Куда-то по синему небу плыли розовые облака, куда-то гуси, утки летели.
Где-то далеко за рекой расцветали утренние погожие зори. И, чуть слышимые, по-весеннему перекликались деревенские петухи.
Не к Углянцу ли плыли облака и летели гуси? Не над родимым ли садом загоралась заря?
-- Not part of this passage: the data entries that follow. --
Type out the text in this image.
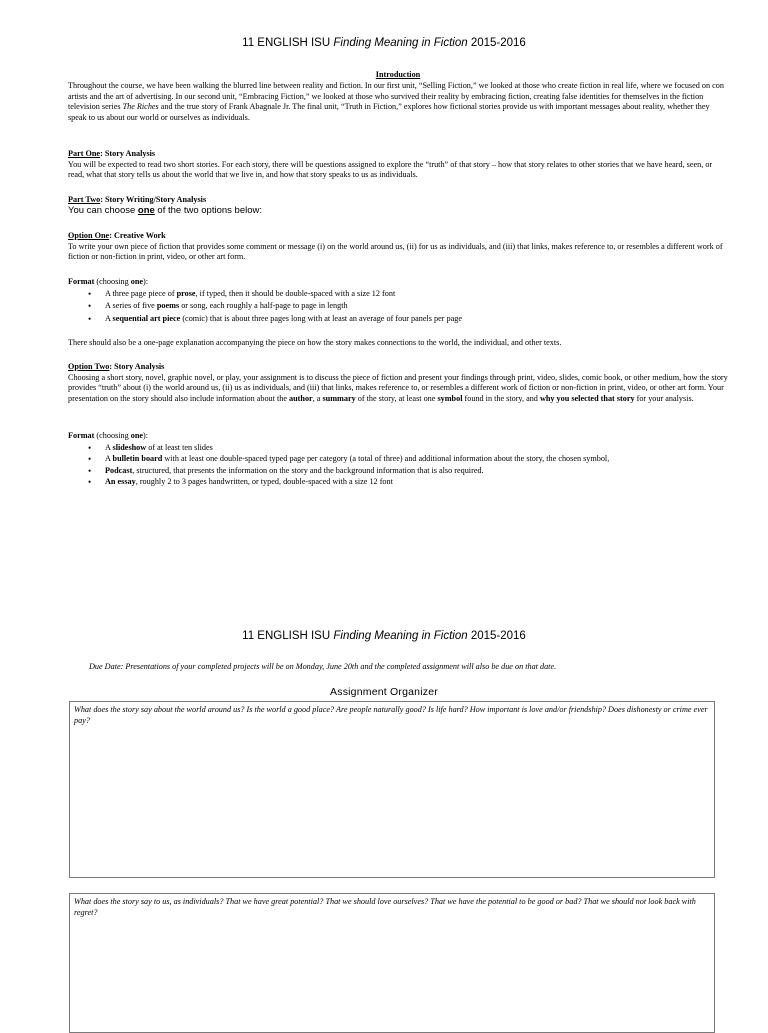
11 ENGLISH ISU Finding Meaning in Fiction 2015-2016
Introduction

Throughout the course, we have been walking the blurred line between reality and fiction. In our first unit, “Selling Fiction,” we looked at those who create fiction in real life, where we focused on con artists and the art of advertising. In our second unit, “Embracing Fiction,” we looked at those who survived their reality by embracing fiction, creating false identities for themselves in the fiction television series The Riches and the true story of Frank Abagnale Jr. The final unit, “Truth in Fiction,” explores how fictional stories provide us with important messages about reality, whether they speak to us about our world or ourselves as individuals.

Part One: Story Analysis

You will be expected to read two short stories. For each story, there will be questions assigned to explore the “truth” of that story – how that story relates to other stories that we have heard, seen, or read, what that story tells us about the world that we live in, and how that story speaks to us as individuals.

Part Two: Story Writing/Story Analysis
You can choose one of the two options below:
Option One: Creative Work

To write your own piece of fiction that provides some comment or message (i) on the world around us, (ii) for us as individuals, and (iii) that links, makes reference to, or resembles a different work of fiction or non-fiction in print, video, or other art form.

Format (choosing one):
• A three page piece of prose, if typed, then it should be double-spaced with a size 12 font
• A series of five poems or song, each roughly a half-page to page in length
• A sequential art piece (comic) that is about three pages long with at least an average of four panels per page
There should also be a one-page explanation accompanying the piece on how the story makes connections to the world, the individual, and other texts.
Option Two: Story Analysis

Choosing a short story, novel, graphic novel, or play, your assignment is to discuss the piece of fiction and present your findings through print, video, slides, comic book, or other medium, how the story provides “truth” about (i) the world around us, (ii) us as individuals, and (iii) that links, makes reference to, or resembles a different work of fiction or non-fiction in print, video, or other art form. Your presentation on the story should also include information about the author, a summary of the story, at least one symbol found in the story, and why you selected that story for your analysis.

Format (choosing one):
• A slideshow of at least ten slides
• A bulletin board with at least one double-spaced typed page per category (a total of three) and additional information about the story, the chosen symbol,
• Podcast, structured, that presents the information on the story and the background information that is also required.
• An essay, roughly 2 to 3 pages handwritten, or typed, double-spaced with a size 12 font
11 ENGLISH ISU Finding Meaning in Fiction 2015-2016
Due Date: Presentations of your completed projects will be on Monday, June 20th and the completed assignment will also be due on that date.
Assignment Organizer
What does the story say about the world around us? Is the world a good place? Are people naturally good? Is life hard? How important is love and/or friendship? Does dishonesty or crime ever pay?
What does the story say to us, as individuals? That we have great potential? That we should love ourselves? That we have the potential to be good or bad? That we should not look back with regret?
Не родительский ли петух перекликался с соседским?
Ох, нет!
Вот уж на вторую седмицу пошло – чужая сторона, шум, крик, стук кузнечных молотов, нерусская речь, дым от смоляных варниц…
Вторую седмицу таскает Васятка шкатулку и стульчик за неугомонным кавалером Корнелем.
Они лазят по глинистым Чижовским буграм, а не то – тащатся в лес, за Акатову обитель.
Три солдата тоже ходят за ними, стерегут кавалера.
И собачонка бегает, привязалась, не отстает. Ей ужо и прозвище дали: Куцка.
Солнышко шибко пошло на лето, птичья перекличка по утрам в адмиралтейской роще.
А все ж таки – не дома. Постылая, чужая сторона. Ни матушки родимой, ни духовитых ржаных пампушечек, ни теплого сумрака на обсмыганных кирпичах жарко натопленной печки… эх!
Ночевал Васятка в преславном и предивном дворце ижорского герцога – в темном чуланчике под лестницей.
Кавалеру Корнелю наверху были отведены палаты. Васятка находился при кавалере, – куда ж его было деть, как не под лестницу.
В чуланчике копилась всякая рухлядь: поломанные стулья, тряпки, ведра, веники, рогожи. Пахло пылью и мышами. По ночам они пищали под полом и затевали возню.
А Куцка бегала возле дворца, сторожила каменных мужиков. Она тоже как бы состояла при кавалере.
Река разлилась до слободки Придачи, до монастырской деревни. К адмиралтейскому двору на лодках ездили. Синяя волна плескалась о ступеньки дворцового крыльца. В волне отражались облака и раздробленное на множество ослепительных кружочков солнце.
А гуси, утки летели, летели…
Не к родимому ли Углянцу-селу летели гуси?
– Гуси мои, лебедята, возьмите меня на крылята! – глядя на пролетающие стаи, шептал Васятка.
Ох, нет! Мимо летели гуси, не брали с собой.
Харчился Васятка на кухне. Немец-повар сердито швырял мальчонке краюху хлеба и мосол, такой вываренный, что на нем не мясо, а одни жилочки. Но сердобольные бабы-судомойки совали – кто каши, кто сазанью головизну, кто ватрушечки.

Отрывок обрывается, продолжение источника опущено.